Но слова возымели эффект лишь на пару мгновений. Совсем скоро обезумевшая толпа снова ринулась на гвардейца. Ненависть туманила разум, и теперь всем было плевать на меч в руках Миртэла Тольберта. Сам же солдат, закрыв путь к лежащему Адри Аостриксу, приготовился к глухой обороне. Но когда до столкновения с толпой оставалось не больше трёх футов, в воздухе раздался звук горна. Послышался топот копыт, властные выкрики с призывами разойтись, и это, казалось, повлияло на взбесившуюся толпу. Кавалерия, появившаяся на улице Рутоса Легилля, предпочитала не церемониться с особо ретивыми бунтарями. В ход шли арбалеты, мечи и копья. Семь или восемь крестьян пали замертво в первые мгновения, ещё трое получили удары в спину, а кузнец, который успел ударить капитана Аострикса по голове, сам лишился головы за излишнюю прыть. Горн не переставал гудеть, но толпа уже почти стихла. Многие пустились в бегство, некоторых удалось схватить для дальнейшего суда. Отряд конных воинов замкнул улицу со всех сторон, обступив гвардейцев. Возглавлявший кавалерию Ясеневого Города капитан Эльин Свильт выехал вперёд на кауром жеребце эйнденской породы, облачённом в латы. Кавалер в тёмном мундире с оранжевыми эполетами, сурово смерил взглядом дрожащих от страха простолюдинов, оценивая обстановку. Он был молод и свеж, с русыми короткими волосами и офицерской осанкой. Эльин Свильт считался правой рукой герцога Филтона Аегилля, ибо дом Свильт вот уже пять поколений служил дому Аегилль, но не являлся при этом дворянским. Кавалер бросил взгляд на лежащего в крови капитана Лострикса, а затем перевел взор на Миртэла Тольберта.
– Твоё имя, солдат, – проговорил он голосом спасителя, каковым гвардеец и считал его в ту минуту.
– Миртэл Тольберт, рядовой городской гвардии, – поднимая забрало, ответил тот и поклонился.
– Ты хороший воин, храбрый и преданный, – проговорил Эльин Свильт. – Я горд, что у капитана Лострикса служат такие, как ты.
Миртэл Тольберт кивнул и хотел было поблагодарить капитана за спасение, но тот уже развернул коня. Кавалер быстро раздавал своим людям приказы. Первым делом подхватили двух раненых гвардейцев, чтобы переправить их в лазарет.

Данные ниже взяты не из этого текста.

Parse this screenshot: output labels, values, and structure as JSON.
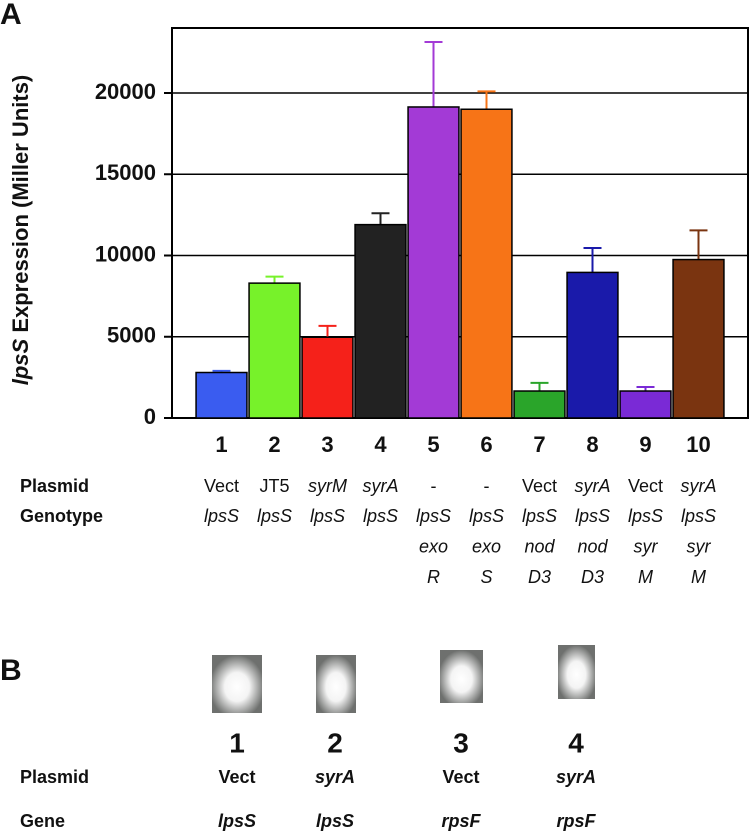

Разогнали оставшихся людей, часть из которых увёл конвой. Навели порядок, восстановив движение и установив снесённые толпой торговые шатры. Через пару часов на месте потасовки не было и следа от той кровавой бойни, которая здесь возникла.
Рядовой Миртэл Тольберт отправился в казармы, дабы передать свой пост другим гвардейцам, а также поведать товарищам о том происшествии, которое выпало на его долю. Он не знал, жив ли капитан Аострикс, и по-настоящему переживал за своего командира, ведь именно благодаря ему Миртэл Тольберт занял место в престижной городской гвардии. Юноша шёл по улицам Ясеневого Города, совершенно забыв вытереть с меча кровь. Закованный в латы гвардеец с окровавленным мечом, да ещё и в одиночестве, представлял собой весьма любопытное зрелище для прохожих. Миртэл Тольберт был по-юношески красив, с густыми светлыми волосами до плеч, синими глубокими глазами, с румянцем на щеках. Он считался превосходным фехтовальщиком, умелым наездником и сносным лучником. Миртэл был вторым сыном в семье, где отец всю свою жизнь посвятил службе в армии. Суровый нрав родителя и несгибаемый характер сделали из Миртэла Тольберта принципиального мужчину с чёткой жизненной позицией. Мальчишка ещё с детских лет знал, чему посвятит свою жизнь, упиваясь рассказами о войнах и мятежах, о подвигах и приключениях. Он был прекрасным подчинённым, возможно, лучшим исполнителем в гвардии, однако каждый приказ юноша обдумывал как следует, дабы не нарушать собственных принципов и установок.